Nas ruas da capital francesa eo portão da cidade começou um encontro desesperado. Um detalhe interessante – documentos históricos mostram que as pessoas comuns, neste caso, se manteve neutro, com igual aversão aplica-se a ambos os lados do conflito. Todo mundo está cansado do ódio sem fim e em nenhum líder, há tanto tempo que já não deu origem a sua causa real. Fronda perdeu o apoio das massas e se transformou em uma luta pelo poder dentro da hierarquia do estado.

Conclusão do jogo político

Nós pôr fim a todos os actos da Rainha Regente. É em momentos removido da capital tão irritado oposição Cardinal e anunciou a sua disponibilidade para conceder exigências do Parlamento. Foi mais uma manobra política, mas com a ajuda de Anna Avstriyskaya conquistou os antigos opositores entre os aristocratas. Todas receberam governo lugar de honra e quente. Conde foi sozinho e logo fez outra traição, se juntando ao exército espanhol.
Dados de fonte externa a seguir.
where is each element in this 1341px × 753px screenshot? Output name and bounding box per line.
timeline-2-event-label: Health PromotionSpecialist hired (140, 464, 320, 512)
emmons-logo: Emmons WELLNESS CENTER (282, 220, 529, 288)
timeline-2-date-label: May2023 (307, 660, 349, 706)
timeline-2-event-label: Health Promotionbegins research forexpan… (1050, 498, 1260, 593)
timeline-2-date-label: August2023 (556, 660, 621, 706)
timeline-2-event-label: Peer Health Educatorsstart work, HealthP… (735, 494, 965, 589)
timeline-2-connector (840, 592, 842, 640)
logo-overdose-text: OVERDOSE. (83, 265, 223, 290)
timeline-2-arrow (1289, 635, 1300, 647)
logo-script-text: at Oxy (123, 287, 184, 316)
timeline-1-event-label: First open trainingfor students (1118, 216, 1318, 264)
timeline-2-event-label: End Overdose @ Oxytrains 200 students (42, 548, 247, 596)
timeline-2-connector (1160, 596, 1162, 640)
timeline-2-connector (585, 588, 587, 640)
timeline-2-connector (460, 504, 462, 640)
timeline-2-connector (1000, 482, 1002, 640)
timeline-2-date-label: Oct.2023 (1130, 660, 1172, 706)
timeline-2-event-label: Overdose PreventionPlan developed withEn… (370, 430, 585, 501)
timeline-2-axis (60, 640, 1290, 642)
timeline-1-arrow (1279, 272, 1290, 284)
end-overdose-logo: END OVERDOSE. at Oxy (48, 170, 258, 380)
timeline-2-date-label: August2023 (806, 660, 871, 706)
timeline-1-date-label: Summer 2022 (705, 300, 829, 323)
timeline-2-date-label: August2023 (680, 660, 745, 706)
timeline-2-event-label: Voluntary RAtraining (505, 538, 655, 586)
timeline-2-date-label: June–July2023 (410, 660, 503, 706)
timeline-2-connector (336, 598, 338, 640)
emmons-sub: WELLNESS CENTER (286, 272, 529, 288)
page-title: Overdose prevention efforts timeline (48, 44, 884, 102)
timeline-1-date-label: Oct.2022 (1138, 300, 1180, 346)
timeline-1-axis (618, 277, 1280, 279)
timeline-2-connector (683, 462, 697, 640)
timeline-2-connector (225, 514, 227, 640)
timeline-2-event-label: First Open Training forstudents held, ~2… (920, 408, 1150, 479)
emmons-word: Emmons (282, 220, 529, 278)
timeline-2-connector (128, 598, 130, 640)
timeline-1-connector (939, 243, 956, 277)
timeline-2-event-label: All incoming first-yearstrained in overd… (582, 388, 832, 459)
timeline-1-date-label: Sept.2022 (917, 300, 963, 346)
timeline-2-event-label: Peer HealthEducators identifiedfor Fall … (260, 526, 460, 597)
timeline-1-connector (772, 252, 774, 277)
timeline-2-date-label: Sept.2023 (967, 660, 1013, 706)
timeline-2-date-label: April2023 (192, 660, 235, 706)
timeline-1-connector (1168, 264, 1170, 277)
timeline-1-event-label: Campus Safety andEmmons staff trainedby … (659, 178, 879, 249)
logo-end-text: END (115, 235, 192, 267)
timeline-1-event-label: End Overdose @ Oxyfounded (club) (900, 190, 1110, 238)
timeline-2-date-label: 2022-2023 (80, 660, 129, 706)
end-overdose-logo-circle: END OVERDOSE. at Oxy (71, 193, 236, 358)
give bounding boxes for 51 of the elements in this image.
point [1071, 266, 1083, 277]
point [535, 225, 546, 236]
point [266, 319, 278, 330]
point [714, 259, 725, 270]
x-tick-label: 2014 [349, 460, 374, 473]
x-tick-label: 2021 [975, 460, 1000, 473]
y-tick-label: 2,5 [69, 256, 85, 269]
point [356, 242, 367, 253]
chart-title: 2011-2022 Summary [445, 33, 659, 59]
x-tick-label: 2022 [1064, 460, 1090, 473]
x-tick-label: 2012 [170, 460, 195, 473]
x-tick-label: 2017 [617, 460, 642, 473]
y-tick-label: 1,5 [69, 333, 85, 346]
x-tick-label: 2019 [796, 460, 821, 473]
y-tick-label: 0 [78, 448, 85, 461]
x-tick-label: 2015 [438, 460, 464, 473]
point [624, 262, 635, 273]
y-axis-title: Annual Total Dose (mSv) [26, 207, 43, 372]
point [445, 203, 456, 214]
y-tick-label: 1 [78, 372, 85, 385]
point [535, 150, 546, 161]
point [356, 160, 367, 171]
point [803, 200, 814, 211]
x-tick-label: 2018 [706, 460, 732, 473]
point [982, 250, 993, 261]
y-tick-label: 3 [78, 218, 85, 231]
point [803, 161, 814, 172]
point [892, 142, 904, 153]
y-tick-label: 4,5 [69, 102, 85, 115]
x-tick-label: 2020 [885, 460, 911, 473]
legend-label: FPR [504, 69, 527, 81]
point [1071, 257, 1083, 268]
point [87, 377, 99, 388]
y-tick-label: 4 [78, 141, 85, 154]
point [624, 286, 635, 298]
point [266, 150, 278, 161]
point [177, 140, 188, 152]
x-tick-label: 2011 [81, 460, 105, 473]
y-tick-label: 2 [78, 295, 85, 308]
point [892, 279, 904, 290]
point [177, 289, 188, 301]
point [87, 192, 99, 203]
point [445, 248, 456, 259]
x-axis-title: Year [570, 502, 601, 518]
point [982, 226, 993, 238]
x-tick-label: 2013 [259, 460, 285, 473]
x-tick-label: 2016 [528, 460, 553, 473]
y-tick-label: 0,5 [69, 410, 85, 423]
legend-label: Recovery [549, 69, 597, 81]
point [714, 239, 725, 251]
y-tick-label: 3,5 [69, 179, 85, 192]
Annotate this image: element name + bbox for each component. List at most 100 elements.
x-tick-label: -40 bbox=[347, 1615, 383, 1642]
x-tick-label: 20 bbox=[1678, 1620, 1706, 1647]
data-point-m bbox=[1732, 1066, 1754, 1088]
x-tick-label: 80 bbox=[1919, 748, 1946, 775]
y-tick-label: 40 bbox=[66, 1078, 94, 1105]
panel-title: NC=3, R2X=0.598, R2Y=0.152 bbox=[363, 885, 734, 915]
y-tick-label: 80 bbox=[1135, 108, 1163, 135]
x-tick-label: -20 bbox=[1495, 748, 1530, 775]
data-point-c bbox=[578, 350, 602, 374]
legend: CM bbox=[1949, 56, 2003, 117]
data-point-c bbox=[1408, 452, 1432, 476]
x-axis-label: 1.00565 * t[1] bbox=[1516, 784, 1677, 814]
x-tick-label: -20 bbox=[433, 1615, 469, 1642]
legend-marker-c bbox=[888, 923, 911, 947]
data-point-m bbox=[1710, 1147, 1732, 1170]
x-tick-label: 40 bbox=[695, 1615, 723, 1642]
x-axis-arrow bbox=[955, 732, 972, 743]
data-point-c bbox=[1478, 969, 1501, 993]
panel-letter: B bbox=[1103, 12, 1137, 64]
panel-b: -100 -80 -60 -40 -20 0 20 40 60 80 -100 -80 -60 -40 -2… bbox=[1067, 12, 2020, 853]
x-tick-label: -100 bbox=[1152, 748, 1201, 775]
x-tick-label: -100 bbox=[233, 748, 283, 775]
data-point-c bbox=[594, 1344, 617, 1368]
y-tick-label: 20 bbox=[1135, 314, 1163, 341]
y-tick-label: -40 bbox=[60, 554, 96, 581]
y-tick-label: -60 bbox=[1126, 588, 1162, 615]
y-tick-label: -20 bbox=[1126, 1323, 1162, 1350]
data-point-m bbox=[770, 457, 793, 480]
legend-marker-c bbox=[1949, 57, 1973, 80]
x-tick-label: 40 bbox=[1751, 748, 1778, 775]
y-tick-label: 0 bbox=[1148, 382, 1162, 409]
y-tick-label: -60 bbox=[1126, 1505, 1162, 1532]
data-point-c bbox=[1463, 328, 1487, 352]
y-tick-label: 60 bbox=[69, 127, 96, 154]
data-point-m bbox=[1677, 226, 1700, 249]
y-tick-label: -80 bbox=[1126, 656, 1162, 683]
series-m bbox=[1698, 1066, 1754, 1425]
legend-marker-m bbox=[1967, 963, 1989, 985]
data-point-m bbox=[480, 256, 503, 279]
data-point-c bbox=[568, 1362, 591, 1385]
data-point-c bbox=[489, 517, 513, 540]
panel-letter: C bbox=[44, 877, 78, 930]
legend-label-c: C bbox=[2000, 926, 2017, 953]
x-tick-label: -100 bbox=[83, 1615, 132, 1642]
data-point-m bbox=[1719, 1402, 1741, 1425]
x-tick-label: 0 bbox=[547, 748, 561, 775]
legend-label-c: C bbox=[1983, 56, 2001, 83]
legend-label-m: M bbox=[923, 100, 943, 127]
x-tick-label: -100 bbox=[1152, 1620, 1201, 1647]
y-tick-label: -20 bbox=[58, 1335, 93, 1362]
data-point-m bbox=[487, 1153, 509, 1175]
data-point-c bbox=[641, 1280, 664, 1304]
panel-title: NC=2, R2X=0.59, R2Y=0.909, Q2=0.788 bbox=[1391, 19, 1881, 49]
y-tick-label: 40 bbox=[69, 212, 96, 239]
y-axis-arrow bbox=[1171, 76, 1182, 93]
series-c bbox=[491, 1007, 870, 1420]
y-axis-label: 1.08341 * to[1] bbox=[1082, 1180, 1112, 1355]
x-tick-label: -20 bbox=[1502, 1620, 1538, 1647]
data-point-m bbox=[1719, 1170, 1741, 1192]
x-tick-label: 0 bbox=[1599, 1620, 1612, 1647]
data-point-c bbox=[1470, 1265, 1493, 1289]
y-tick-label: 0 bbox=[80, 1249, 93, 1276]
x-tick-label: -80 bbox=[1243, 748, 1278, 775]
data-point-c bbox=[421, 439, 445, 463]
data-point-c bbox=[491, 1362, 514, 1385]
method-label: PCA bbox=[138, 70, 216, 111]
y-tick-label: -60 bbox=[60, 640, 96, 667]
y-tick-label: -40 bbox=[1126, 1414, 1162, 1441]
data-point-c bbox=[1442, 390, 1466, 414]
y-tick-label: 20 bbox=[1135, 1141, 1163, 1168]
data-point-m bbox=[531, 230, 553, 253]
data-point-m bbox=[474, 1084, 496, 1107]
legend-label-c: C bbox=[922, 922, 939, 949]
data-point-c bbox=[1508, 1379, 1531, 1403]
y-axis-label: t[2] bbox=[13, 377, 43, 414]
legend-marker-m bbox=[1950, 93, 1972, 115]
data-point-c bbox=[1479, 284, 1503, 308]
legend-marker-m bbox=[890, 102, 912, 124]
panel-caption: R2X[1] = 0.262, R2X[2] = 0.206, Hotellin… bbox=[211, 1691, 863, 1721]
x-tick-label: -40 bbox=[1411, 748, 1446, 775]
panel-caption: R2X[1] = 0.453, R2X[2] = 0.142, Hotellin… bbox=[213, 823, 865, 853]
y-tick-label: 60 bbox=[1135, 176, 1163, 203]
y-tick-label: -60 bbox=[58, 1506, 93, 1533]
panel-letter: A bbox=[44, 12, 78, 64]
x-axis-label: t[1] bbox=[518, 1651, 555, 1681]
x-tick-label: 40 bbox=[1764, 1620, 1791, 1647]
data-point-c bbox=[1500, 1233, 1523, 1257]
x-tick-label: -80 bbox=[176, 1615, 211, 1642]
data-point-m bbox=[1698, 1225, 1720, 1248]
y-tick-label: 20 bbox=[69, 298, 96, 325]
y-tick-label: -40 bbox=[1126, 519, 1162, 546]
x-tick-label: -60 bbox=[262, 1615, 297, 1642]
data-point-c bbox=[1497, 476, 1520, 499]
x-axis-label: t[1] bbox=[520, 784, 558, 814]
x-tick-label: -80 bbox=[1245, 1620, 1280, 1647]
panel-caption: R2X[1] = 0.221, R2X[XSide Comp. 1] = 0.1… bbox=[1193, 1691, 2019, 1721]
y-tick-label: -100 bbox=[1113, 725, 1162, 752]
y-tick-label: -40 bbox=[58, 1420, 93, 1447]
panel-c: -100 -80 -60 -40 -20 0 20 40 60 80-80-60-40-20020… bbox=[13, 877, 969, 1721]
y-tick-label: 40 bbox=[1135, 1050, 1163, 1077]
Isto terminou a Fronda infame. Resumidamente resumindo o incidente, pode com certeza dizer que, tendo começado como um flash de protesto social de massa, este processo está inundado de luta egoísta pelo poder, os mais altos dignitários do Estado. Apesar da enormidade do evento, tudo o que aconteceu na França no período entre 1648 e 1653 anos, deveu-se aos interesses pessoais de alguns. portanto, presume-se que a Fronda – uma espécie de vazio jogo riqueza blasé e poder dos políticos.